只是还没跑出两步,一道森冷剑光便横到了他脖子前。
萧绝不知何时拦在了前头,长剑贴着他的颈侧,声音淡得没有半分起伏:“跑什么?”
金算子双腿一软,差点当场瘫下去。
他喉结滚了滚,哆嗦着抬头,对上萧绝那双冷得吓人的眼,下一刻“扑通”跪了下去。
“别杀我!别杀我!”他连连磕头,声音都变了调,“我什么都告诉你!真的,我什么都说!”
萧绝垂眸看着他,神色没有半分波动。
另一边,阿木身后犼的虚影慢慢淡去。
那股骇人的威压一散,他整个人也跟着晃了一下,脸色迅速白了下来。
柳白衣快步上前,一把扣住他手腕探了探,眉头微蹙,顺手塞了颗丹药进他嘴里。
阿木很听话,乖乖咽了。
柳白衣收回手,语气依旧冷冷的:“血脉之力不是这么乱用的。
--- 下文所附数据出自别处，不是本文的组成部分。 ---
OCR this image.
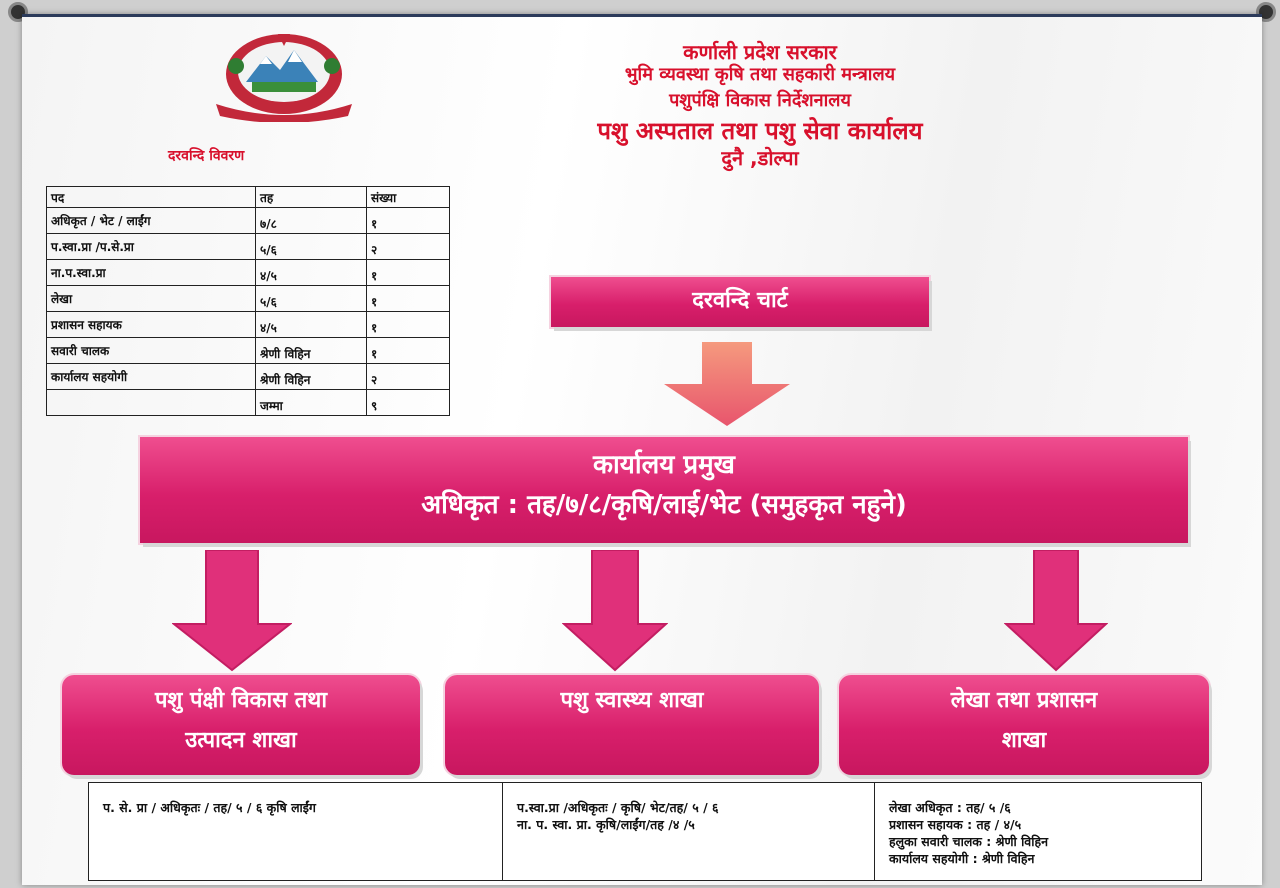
कर्णाली प्रदेश सरकार
भुमि व्यवस्था कृषि तथा सहकारी मन्त्रालय
पशुपंक्षि विकास निर्देशनालय
पशु अस्पताल तथा पशु सेवा कार्यालय
दुनै ,डोल्पा
दरवन्दि विवरण
पद	तह	संख्या
अधिकृत / भेट / लाईंग	७/८	१
प.स्वा.प्रा /प.से.प्रा	५/६	२
ना.प.स्वा.प्रा	४/५	१
लेखा	५/६	१
प्रशासन सहायक	४/५	१
सवारी चालक	श्रेणी विहिन	१
कार्यालय सहयोगी	श्रेणी विहिन	२
	जम्मा	९
दरवन्दि चार्ट
कार्यालय प्रमुख
अधिकृत : तह/७/८/कृषि/लाई/भेट (समुहकृत नहुने)
पशु पंक्षी विकास तथा
उत्पादन शाखा
पशु स्वास्थ्य शाखा	लेखा तथा प्रशासन
शाखा
प. से. प्रा / अधिकृतः / तह/ ५ / ६ कृषि लाईंग	प.स्वा.प्रा /अधिकृतः / कृषि/ भेट/तह/ ५ / ६
ना. प. स्वा. प्रा. कृषि/लाईंग/तह /४ /५
लेखा अधिकृत : तह/ ५ /६
प्रशासन सहायक : तह / ४/५
हलुका सवारी चालक : श्रेणी विहिन
कार्यालय सहयोगी : श्रेणी विहिन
你今日若再多撑片刻,回头躺三天都未必缓得过来。”
阿木点点头,脸白归白,眼神倒还是亮的。
呦呦见没危险了,立刻从萧绝怀里挣下来,迈着小短腿哒哒哒冲过去,一把拉住阿木的手,眼睛亮晶晶的,满脸崇拜。
“阿木哥哥,你好厉害!”
她仰着小脑袋,认真又响亮地夸道:“你刚刚变成大狗狗了!”
四周安静了一瞬。
药不然差点没忍住笑出声,连墨渊都默默偏开了脸。
顾薇薇扶了扶额,唇角却还是弯了一下。
阿木嘴角抽了抽,半天才憋出一句:“那是犼,不是狗……”
阿木还在认真纠正,金算子已经快哭出来了。
对于他来说,是犼还是狗根本不重要,重要的是,方才那头黑色巨兽的影子他看得清清楚楚。那一爪拍下来时,他连自己死后埋哪儿都不知道了。